A number of groups (ANA, MPAA, EFF, among others), media companies, and scholars opposed the bill due to concerns about its chilling effect on free speech.

These and other commentators questioned, on policy grounds, the wisdom of recognizing a post mortem right of publicity, urging the legislature to carefully evaluate, and balance, the interests of the celebrity (and arguably her heirs) against the interests of those who want to use a deceased celebrity’s identity in legitimate ways, whether it be part of a biopic, a video game, a work of art, merchandise, or (yes) an advertising campaign. To give you a flavor of the debate, below are three commonly asserted rationales for the recognition of the right of publicity at all (and the post-mortem right in particular):

  1. To incentivize investment: Analogizing (to a certain degree) to copyright and patent law, some argue that the recognition of a post mortem right of publicity provides additional incentives for actors, musicians, athletes and other celebrities to excel in their chosen fields. It is debatable whether the famous need additional incentives (isn’t fame and fortune during a lifetime enough?) and whether, as a factual matter, the recognition of a post mortem right of publicity would actually motivate celebrity behavior that ultimately benefits society. Do you think that Cardi B is going to work harder – perhaps making more and better music for the world to enjoy – because she knows that her great, great grandchildren will be able to profit off her famous face long after she has gone to her reward?

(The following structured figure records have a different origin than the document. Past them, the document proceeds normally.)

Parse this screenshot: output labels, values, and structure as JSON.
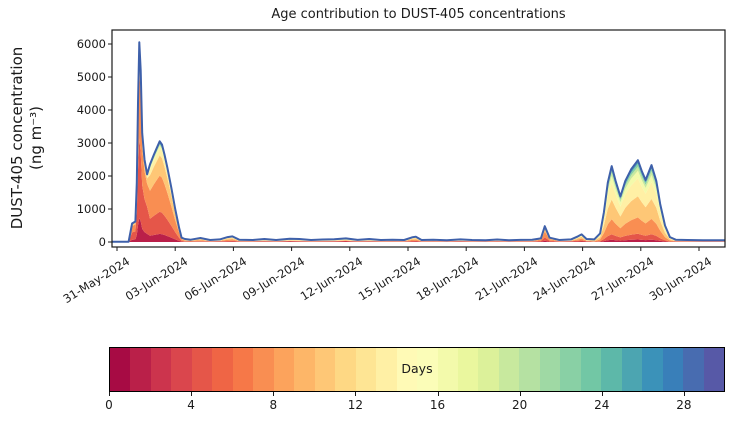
{
  "chart_data": {
    "type": "stacked-area",
    "title": "Age contribution to DUST-405 concentrations",
    "ylabel_line1": "DUST-405 concentration",
    "ylabel_line2": "(ng m⁻³)",
    "y_ticks": [
      0,
      1000,
      2000,
      3000,
      4000,
      5000,
      6000
    ],
    "ylim": [
      0,
      6400
    ],
    "x_tick_labels": [
      "31-May-2024",
      "03-Jun-2024",
      "06-Jun-2024",
      "09-Jun-2024",
      "12-Jun-2024",
      "15-Jun-2024",
      "18-Jun-2024",
      "21-Jun-2024",
      "24-Jun-2024",
      "27-Jun-2024",
      "30-Jun-2024"
    ],
    "x_tick_days": [
      0,
      3,
      6,
      9,
      12,
      15,
      18,
      21,
      24,
      27,
      30
    ],
    "x_range_days": [
      -0.26,
      31.34
    ],
    "age_bins": {
      "count": 10,
      "days_per_bin": 3,
      "total_days": 30
    },
    "samples": {
      "t": [
        -0.26,
        0.6,
        0.78,
        0.95,
        1.02,
        1.08,
        1.15,
        1.22,
        1.3,
        1.42,
        1.55,
        1.7,
        1.9,
        2.05,
        2.2,
        2.32,
        2.45,
        2.6,
        2.8,
        3.0,
        3.2,
        3.33,
        3.5,
        3.8,
        4.3,
        4.8,
        5.3,
        5.7,
        5.95,
        6.3,
        7.0,
        7.6,
        8.2,
        8.9,
        9.4,
        10.0,
        10.6,
        11.2,
        11.8,
        12.4,
        13.0,
        13.6,
        14.2,
        14.8,
        15.2,
        15.4,
        15.7,
        16.3,
        17.0,
        17.7,
        18.3,
        19.0,
        19.6,
        20.2,
        20.8,
        21.4,
        21.85,
        22.05,
        22.3,
        22.8,
        23.4,
        23.75,
        23.95,
        24.2,
        24.6,
        24.9,
        25.1,
        25.3,
        25.5,
        25.7,
        25.95,
        26.2,
        26.5,
        26.85,
        27.05,
        27.25,
        27.55,
        27.8,
        28.0,
        28.25,
        28.5,
        28.8,
        29.4,
        30.2,
        31.34
      ],
      "total": [
        5,
        10,
        560,
        620,
        1800,
        4200,
        6050,
        5200,
        3300,
        2500,
        2050,
        2350,
        2650,
        2850,
        3050,
        2950,
        2650,
        2250,
        1650,
        1000,
        430,
        130,
        90,
        70,
        120,
        60,
        80,
        150,
        170,
        70,
        60,
        90,
        60,
        100,
        90,
        60,
        75,
        85,
        110,
        65,
        90,
        60,
        70,
        60,
        140,
        160,
        60,
        70,
        50,
        80,
        60,
        55,
        75,
        55,
        65,
        70,
        110,
        480,
        130,
        60,
        80,
        170,
        230,
        90,
        80,
        260,
        900,
        1800,
        2300,
        1850,
        1380,
        1850,
        2200,
        2480,
        2150,
        1880,
        2330,
        1850,
        1150,
        500,
        150,
        70,
        60,
        55,
        50
      ],
      "profile": [
        "base",
        "base",
        "fresh1",
        "fresh1",
        "fresh1",
        "fresh1",
        "fresh1",
        "fresh1",
        "fresh1",
        "fresh1",
        "fresh1",
        "fresh2",
        "fresh2",
        "fresh2",
        "fresh2",
        "fresh2",
        "fresh2",
        "fresh2",
        "fresh2",
        "fresh2",
        "fresh2",
        "fresh2",
        "mid",
        "mid",
        "mid",
        "base",
        "base",
        "mid",
        "mid",
        "base",
        "base",
        "base",
        "base",
        "base",
        "base",
        "base",
        "base",
        "base",
        "base",
        "base",
        "base",
        "base",
        "base",
        "base",
        "mid",
        "mid",
        "base",
        "base",
        "base",
        "base",
        "base",
        "base",
        "base",
        "base",
        "base",
        "base",
        "fresh2",
        "fresh2",
        "fresh2",
        "base",
        "base",
        "mid",
        "mid",
        "base",
        "aged",
        "aged",
        "aged",
        "aged",
        "aged",
        "aged",
        "aged",
        "aged",
        "aged",
        "aged",
        "aged",
        "aged",
        "aged",
        "aged",
        "aged",
        "aged",
        "aged",
        "base",
        "base",
        "base",
        "base"
      ]
    },
    "profiles": {
      "fresh1": [
        0.12,
        0.4,
        0.34,
        0.08,
        0.02,
        0.01,
        0.008,
        0.007,
        0.008,
        0.007
      ],
      "fresh2": [
        0.08,
        0.22,
        0.36,
        0.2,
        0.07,
        0.025,
        0.013,
        0.008,
        0.012,
        0.012
      ],
      "mid": [
        0.07,
        0.14,
        0.24,
        0.23,
        0.14,
        0.08,
        0.04,
        0.025,
        0.02,
        0.015
      ],
      "aged": [
        0.03,
        0.07,
        0.2,
        0.26,
        0.22,
        0.09,
        0.05,
        0.035,
        0.025,
        0.02
      ],
      "base": [
        0.14,
        0.14,
        0.12,
        0.1,
        0.09,
        0.08,
        0.08,
        0.08,
        0.085,
        0.085
      ]
    },
    "colorbar": {
      "label": "Days",
      "ticks": [
        0,
        4,
        8,
        12,
        16,
        20,
        24,
        28
      ],
      "range": [
        0,
        30
      ],
      "n_segments": 30,
      "orientation": "horizontal"
    },
    "colormap_stops": [
      [
        0.0,
        "#9e0142"
      ],
      [
        0.1,
        "#d53e4f"
      ],
      [
        0.2,
        "#f46d43"
      ],
      [
        0.3,
        "#fdae61"
      ],
      [
        0.4,
        "#fee08b"
      ],
      [
        0.5,
        "#ffffbf"
      ],
      [
        0.6,
        "#e6f598"
      ],
      [
        0.7,
        "#abdda4"
      ],
      [
        0.8,
        "#66c2a5"
      ],
      [
        0.9,
        "#3288bd"
      ],
      [
        1.0,
        "#5e4fa2"
      ]
    ],
    "envelope_color": "#3e60aa",
    "axis_color": "#1a1a1a",
    "background_color": "#ffffff",
    "legend_position": "none",
    "grid": false
  }
}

Reasonable minds can differ on the answer to that question.
  2. To protect dignity interests:  A compelling case can be made that any person (celebrity or not) should be able to control, during her lifetime, whether her name and likeness is exploited commercially. Most of us would rather not see our images used in an advertisement for a product without our permission (and without compensation). But after death? I suspect that the dead celebrity will be distracted by the many pleasures of the Good Place and won’t care a whit whether her likeness is exploited commercially on earth. But what about her heirs? Defamation claims are extinguished at death because we have concluded that, on balance, free speech concerns trump any potential interest a dead person’s relatives have in protecting the reputation of the dead. The policy question is whether similar free speech concerns should limit the recognition of the right of publicity to an individual’s lifetime.

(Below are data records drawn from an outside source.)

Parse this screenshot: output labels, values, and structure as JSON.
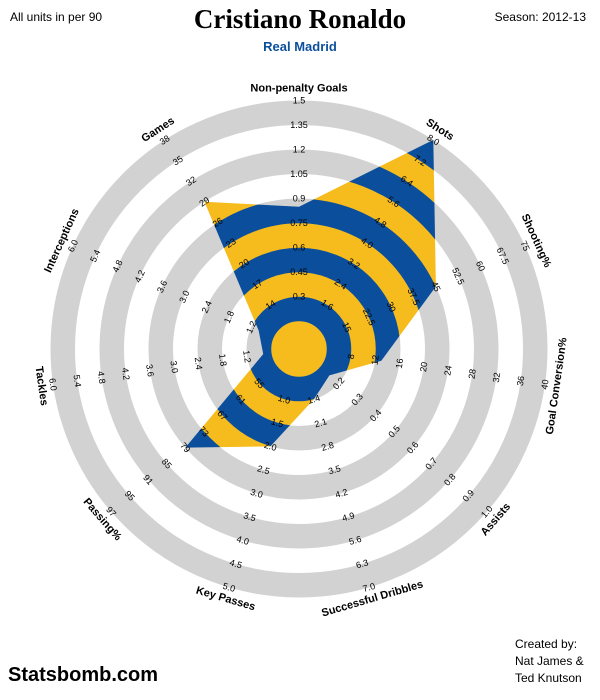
{
  "header": {
    "units_note": "All units in per 90",
    "player_name": "Cristiano Ronaldo",
    "team": "Real Madrid",
    "season": "Season: 2012-13"
  },
  "footer": {
    "brand": "Statsbomb.com",
    "credits": [
      "Created by:",
      "Nat James &",
      "Ted Knutson"
    ]
  },
  "colors": {
    "ring_grey": "#d2d2d2",
    "gold": "#f6bc1d",
    "blue": "#0b4f9c",
    "team_text": "#0b4f9c"
  },
  "chart_data": {
    "type": "radar",
    "axes": [
      {
        "label": "Non-penalty Goals",
        "ticks": [
          "0.3",
          "0.45",
          "0.6",
          "0.75",
          "0.9",
          "1.05",
          "1.2",
          "1.35",
          "1.5"
        ],
        "value": 0.85
      },
      {
        "label": "Shots",
        "ticks": [
          "1.6",
          "2.4",
          "3.2",
          "4.0",
          "4.8",
          "5.6",
          "6.4",
          "7.2",
          "8.0"
        ],
        "value": 8.0
      },
      {
        "label": "Shooting%",
        "ticks": [
          "15",
          "22.5",
          "30",
          "37.5",
          "45",
          "52.5",
          "60",
          "67.5",
          "75"
        ],
        "value": 45
      },
      {
        "label": "Goal Conversion%",
        "ticks": [
          "8",
          "12",
          "16",
          "20",
          "24",
          "28",
          "32",
          "36",
          "40"
        ],
        "value": 13
      },
      {
        "label": "Assists",
        "ticks": [
          "0.2",
          "0.3",
          "0.4",
          "0.5",
          "0.6",
          "0.7",
          "0.8",
          "0.9",
          "1.0"
        ],
        "value": 0.15
      },
      {
        "label": "Successful Dribbles",
        "ticks": [
          "1.4",
          "2.1",
          "2.8",
          "3.5",
          "4.2",
          "4.9",
          "5.6",
          "6.3",
          "7.0"
        ],
        "value": 1.4
      },
      {
        "label": "Key Passes",
        "ticks": [
          "1.0",
          "1.5",
          "2.0",
          "2.5",
          "3.0",
          "3.5",
          "4.0",
          "4.5",
          "5.0"
        ],
        "value": 2.0
      },
      {
        "label": "Passing%",
        "ticks": [
          "55",
          "61",
          "67",
          "73",
          "79",
          "85",
          "91",
          "95",
          "97"
        ],
        "value": 79
      },
      {
        "label": "Tackles",
        "ticks": [
          "1.2",
          "1.8",
          "2.4",
          "3.0",
          "3.6",
          "4.2",
          "4.8",
          "5.4",
          "6.0"
        ],
        "value": 0.8
      },
      {
        "label": "Interceptions",
        "ticks": [
          "1.2",
          "1.8",
          "2.4",
          "3.0",
          "3.6",
          "4.2",
          "4.8",
          "5.4",
          "6.0"
        ],
        "value": 1.0
      },
      {
        "label": "Games",
        "ticks": [
          "14",
          "17",
          "20",
          "23",
          "26",
          "29",
          "32",
          "35",
          "38"
        ],
        "value": 29
      }
    ]
  }
}
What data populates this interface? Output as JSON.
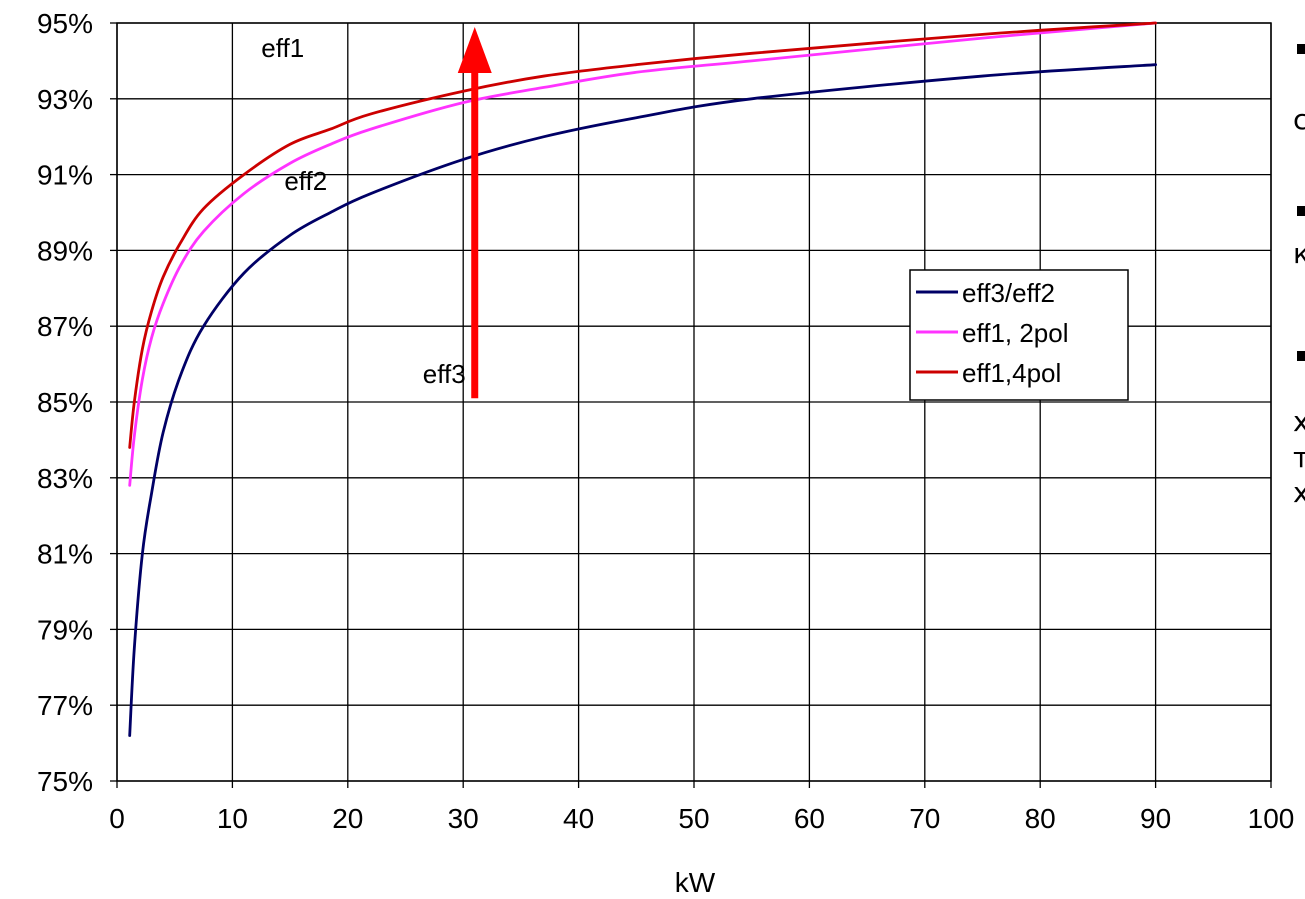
{
  "chart_data": {
    "type": "line",
    "xlabel": "kW",
    "ylabel": "",
    "xlim": [
      0,
      100
    ],
    "ylim": [
      75,
      95
    ],
    "x_ticks": [
      0,
      10,
      20,
      30,
      40,
      50,
      60,
      70,
      80,
      90,
      100
    ],
    "x_tick_labels": [
      "0",
      "10",
      "20",
      "30",
      "40",
      "50",
      "60",
      "70",
      "80",
      "90",
      "100"
    ],
    "y_ticks": [
      75,
      77,
      79,
      81,
      83,
      85,
      87,
      89,
      91,
      93,
      95
    ],
    "y_tick_labels": [
      "75%",
      "77%",
      "79%",
      "81%",
      "83%",
      "85%",
      "87%",
      "89%",
      "91%",
      "93%",
      "95%"
    ],
    "grid": true,
    "legend_position": "right-middle",
    "series": [
      {
        "name": "eff3/eff2",
        "color": "#000066",
        "x": [
          1.1,
          1.5,
          2.2,
          3,
          4,
          5.5,
          7.5,
          11,
          15,
          18.5,
          22,
          30,
          37,
          45,
          55,
          75,
          90
        ],
        "y": [
          76.2,
          78.5,
          81.0,
          82.6,
          84.2,
          85.7,
          87.0,
          88.4,
          89.4,
          90.0,
          90.5,
          91.4,
          92.0,
          92.5,
          93.0,
          93.6,
          93.9
        ]
      },
      {
        "name": "eff1, 2pol",
        "color": "#ff33ff",
        "x": [
          1.1,
          1.5,
          2.2,
          3,
          4,
          5.5,
          7.5,
          11,
          15,
          18.5,
          22,
          30,
          37,
          45,
          55,
          75,
          90
        ],
        "y": [
          82.8,
          84.1,
          85.6,
          86.7,
          87.6,
          88.6,
          89.5,
          90.5,
          91.3,
          91.8,
          92.2,
          92.9,
          93.3,
          93.7,
          94.0,
          94.6,
          95.0
        ]
      },
      {
        "name": "eff1,4pol",
        "color": "#cc0000",
        "x": [
          1.1,
          1.5,
          2.2,
          3,
          4,
          5.5,
          7.5,
          11,
          15,
          18.5,
          22,
          30,
          37,
          45,
          55,
          75,
          90
        ],
        "y": [
          83.8,
          85.0,
          86.4,
          87.4,
          88.3,
          89.2,
          90.1,
          91.0,
          91.8,
          92.2,
          92.6,
          93.2,
          93.6,
          93.9,
          94.2,
          94.7,
          95.0
        ]
      }
    ],
    "annotations": [
      {
        "text": "eff1",
        "x": 12.5,
        "y": 94.1
      },
      {
        "text": "eff2",
        "x": 14.5,
        "y": 90.6
      },
      {
        "text": "eff3",
        "x": 26.5,
        "y": 85.5
      }
    ],
    "arrow": {
      "color": "#ff0000",
      "x": 31,
      "y_from": 85.1,
      "y_to": 95
    }
  },
  "side_panel": {
    "fragments": [
      "с",
      "к",
      "х",
      "т",
      "х"
    ]
  }
}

  3. To prevent consumer deception: Some argue that the recognition of the right of publicity is supported on policy grounds because it protects individuals (and ultimately consumers) from potential deception. If the law did not prevent it, the argument goes, many advertisers would, without permission and with impunity, use Kim Kardashian’s name and likeness in their campaigns, leading consumers to believe that Kim endorses the brand/product in those campaigns, even when that is not the case. However, after a celebrity dies, is this kind of consumer confusion likely? For example, when consumers see Audrey Hepburn seemingly brought back to life in a commercial for a chocolate bar, they surely aren’t duped into believing that Ms. Hepburn herself has endorsed the candy from the Great Beyond. It is possible, of course, that some consumers might believe that Ms. Hepburn’s heirs endorsed the candy bar. However, given that most consumers would not be able to identify Ms. Hepburn’s heirs, and given that other consumer protection laws exist to address cases of actual deception, it is at least open to debate whether the desire to avoid consumer deception actually supports extension of the right of publicity beyond death.

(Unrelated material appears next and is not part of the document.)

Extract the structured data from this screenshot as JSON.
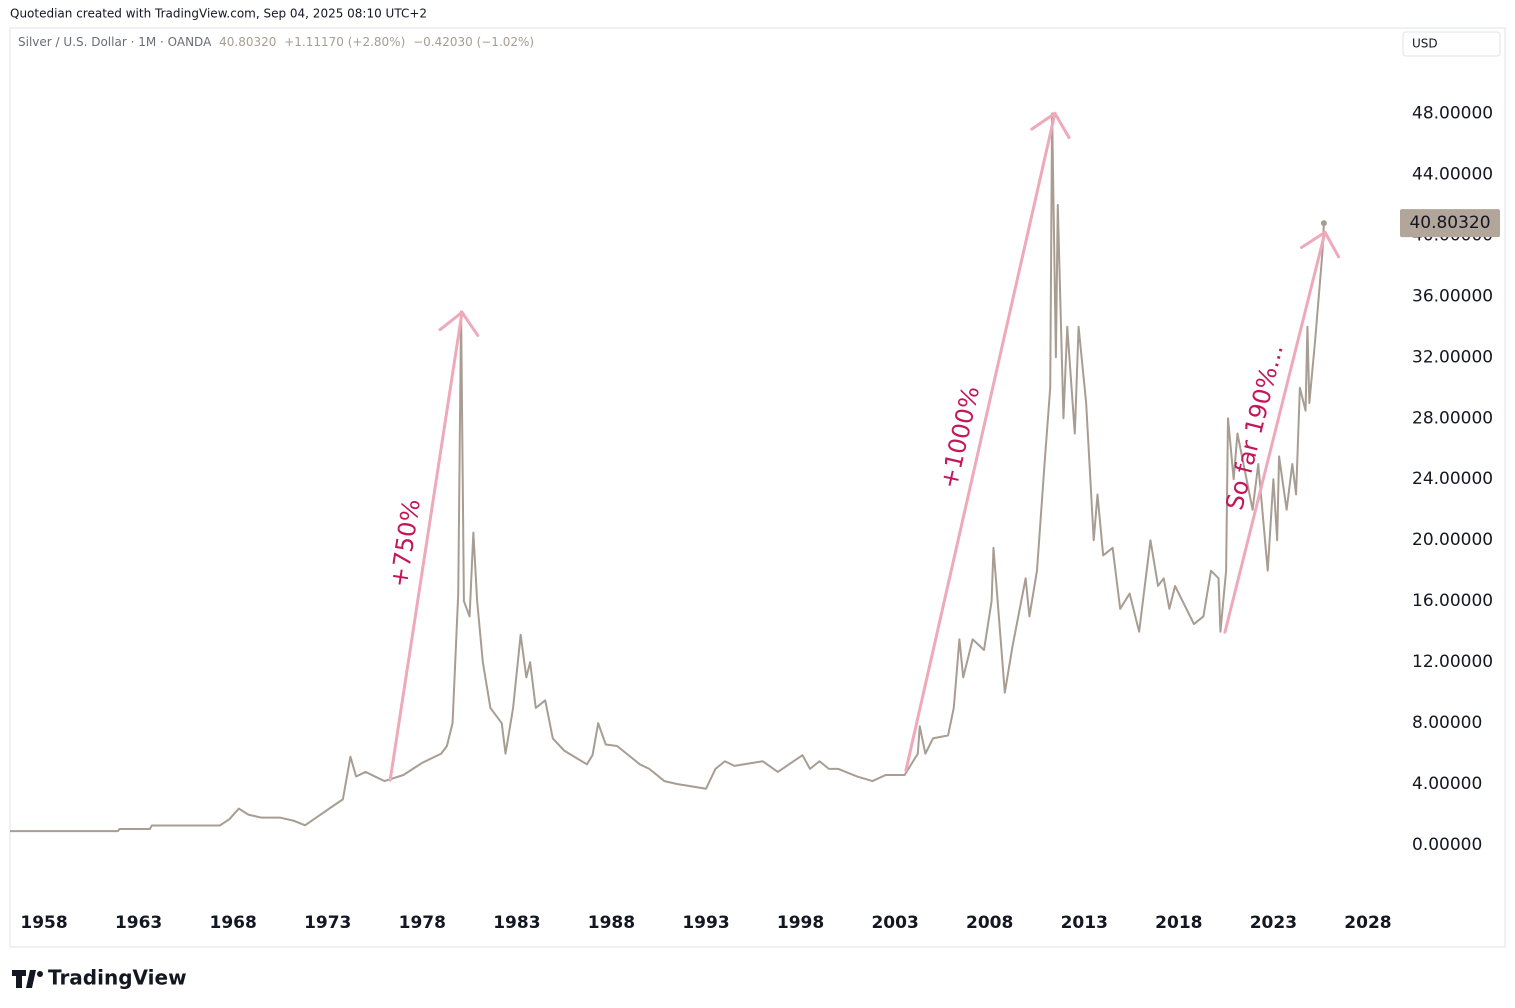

Thus, at least for now, the status quo remains. Approximately 25 states, either by statute or common law, have recognized a post-mortem right of publicity. So, unless and until a federal statute is enacted to preempt state law (which is not likely to happen anytime soon), an advertiser doing a national campaign featuring an individual who has shuffled off the mortal coil must take into account this patchwork of protection provided by the states.